In rockfall susceptibility mapping, the reliability of predictive models depends heavily on the quality and structure of input data, particularly the rockfall inventory that forms the foundation of any analysis. Despite its central role, one critical aspect is often overlooked: the geometric representation of this inventory. Many studies apply different formats, points, polylines, or polygons, without questioning their methodological appropriateness or impact on model performance. This study addresses this issue by assessing how inventory geometry influences model accuracy, interpretability, and efficiency. Using the multilayer perceptron (MLP) technique, we compare three inventory types on a geologically complex limestone ridge in northern Morocco. Model evaluations rely on standard indicators, such as AUC, confusion matrices, and model-reality overlays, ensuring a robust assessment of predictive capabilities while accounting for geological and geomorphological processes in rockfall source areas. Results show that the spatial representation of rockfall events has a direct and substantial impact on susceptibility mapping outcomes. The point-based model requires a more complex neural structure (14 nodes) and yields modest performance (AUC = 0.718, recall = 0.71, F1 = 0.83), tending to overgeneralize susceptibility even in unsuitable areas. It emphasizes structural factors but overlooks environmental dynamics such as erosion. In contrast, models based on polyline and polygon inventories provide higher accuracy and spatial coherence. The polyline model better reflects hydro-morphological processes, while the polygon inventory offers the most integrated approach, capturing both triggering factors and long-term accumulation of displaced material. With simpler neural networks (8 nodes, matching the theoretical optimum for this dataset) and superior metrics (AUC = 0.932, recall = 0.97, F1 = 0.98), the polygon-based model proves the most effective. This study demonstrates that inventory geometry is not merely a technical choice but a strategic parameter that shapes model behavior and the quality of risk assessment. It offers a methodological contribution to improve susceptibility mapping and supports more accurate, reliable decisions in natural hazard management and land-use planning.

Graphical Abstract

This work presents an in-depth comparative analysis of Rockfall Susceptibility Mapping (RSM) using the Multi-Layer Perceptron (MLP) model. The study addresses a critical and often overlooked methodological question: the impact of the geometric representation of the rockfall inventory (point, polyline, and polygon) on the predictive model’s performance and interpretability. The analysis is conducted at the level of a geologically complex area in northern Morocco, namely the Dorsale calcaire. The data used in this analysis include topographic and geological maps, satellite images, and a high-resolution digital terrain model (DEM).

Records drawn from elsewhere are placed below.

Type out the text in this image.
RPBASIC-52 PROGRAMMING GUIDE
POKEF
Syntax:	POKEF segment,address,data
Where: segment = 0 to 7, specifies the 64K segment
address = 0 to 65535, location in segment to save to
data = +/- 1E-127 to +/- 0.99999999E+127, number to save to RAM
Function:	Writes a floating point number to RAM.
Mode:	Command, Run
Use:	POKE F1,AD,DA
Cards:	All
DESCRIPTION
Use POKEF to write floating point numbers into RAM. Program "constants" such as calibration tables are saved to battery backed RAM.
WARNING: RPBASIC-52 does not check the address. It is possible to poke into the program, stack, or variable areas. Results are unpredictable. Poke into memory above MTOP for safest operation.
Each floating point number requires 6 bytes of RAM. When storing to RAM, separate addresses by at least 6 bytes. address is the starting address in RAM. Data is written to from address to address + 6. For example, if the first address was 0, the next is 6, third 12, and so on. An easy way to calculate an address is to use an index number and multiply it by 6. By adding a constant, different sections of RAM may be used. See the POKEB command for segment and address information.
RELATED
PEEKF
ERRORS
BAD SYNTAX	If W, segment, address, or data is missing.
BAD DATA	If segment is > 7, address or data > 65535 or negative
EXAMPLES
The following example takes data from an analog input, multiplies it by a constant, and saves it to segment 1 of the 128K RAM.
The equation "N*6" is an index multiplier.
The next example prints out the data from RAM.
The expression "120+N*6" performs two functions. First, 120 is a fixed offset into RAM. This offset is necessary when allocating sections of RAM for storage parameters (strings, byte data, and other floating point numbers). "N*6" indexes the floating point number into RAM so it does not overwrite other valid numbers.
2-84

Several conditioning factors (slope, curvature, aspect, elevation, lithology, and others) have been integrated as explanatory variables. Each inventory geometry datum is divided into two parts: training (70%) and testing (30%), with the same spatial distribution. The latter are subjected to the multilayer neural network model via specific neural architectures. The results obtained highlight the differential contribution of variables according to the geometry used during the analysis and in the various resulting susceptibility maps. In this study, the polygon appears to be the most reliable geometry for modeling rockfall susceptibility, while the point performs the least well. This confirms that the geometry of the rockfall inventory has a decisive impact on the quality and reliability of Rockfall Susceptibility Models (RSM), leading to differential variable contributions and distinct optimal network configurations. Far from being a neutral technical choice, the inventory’s representation format profoundly influences the ranking of predisposing factors and the model’s ability to reflect geomorphological reality. This conclusion is fundamental to attempts to standardize methodologies for assessing rockfall susceptibility mapping or to choose the appropriate inventory geometry according to the phenomenon studied, the data used, and the method employed.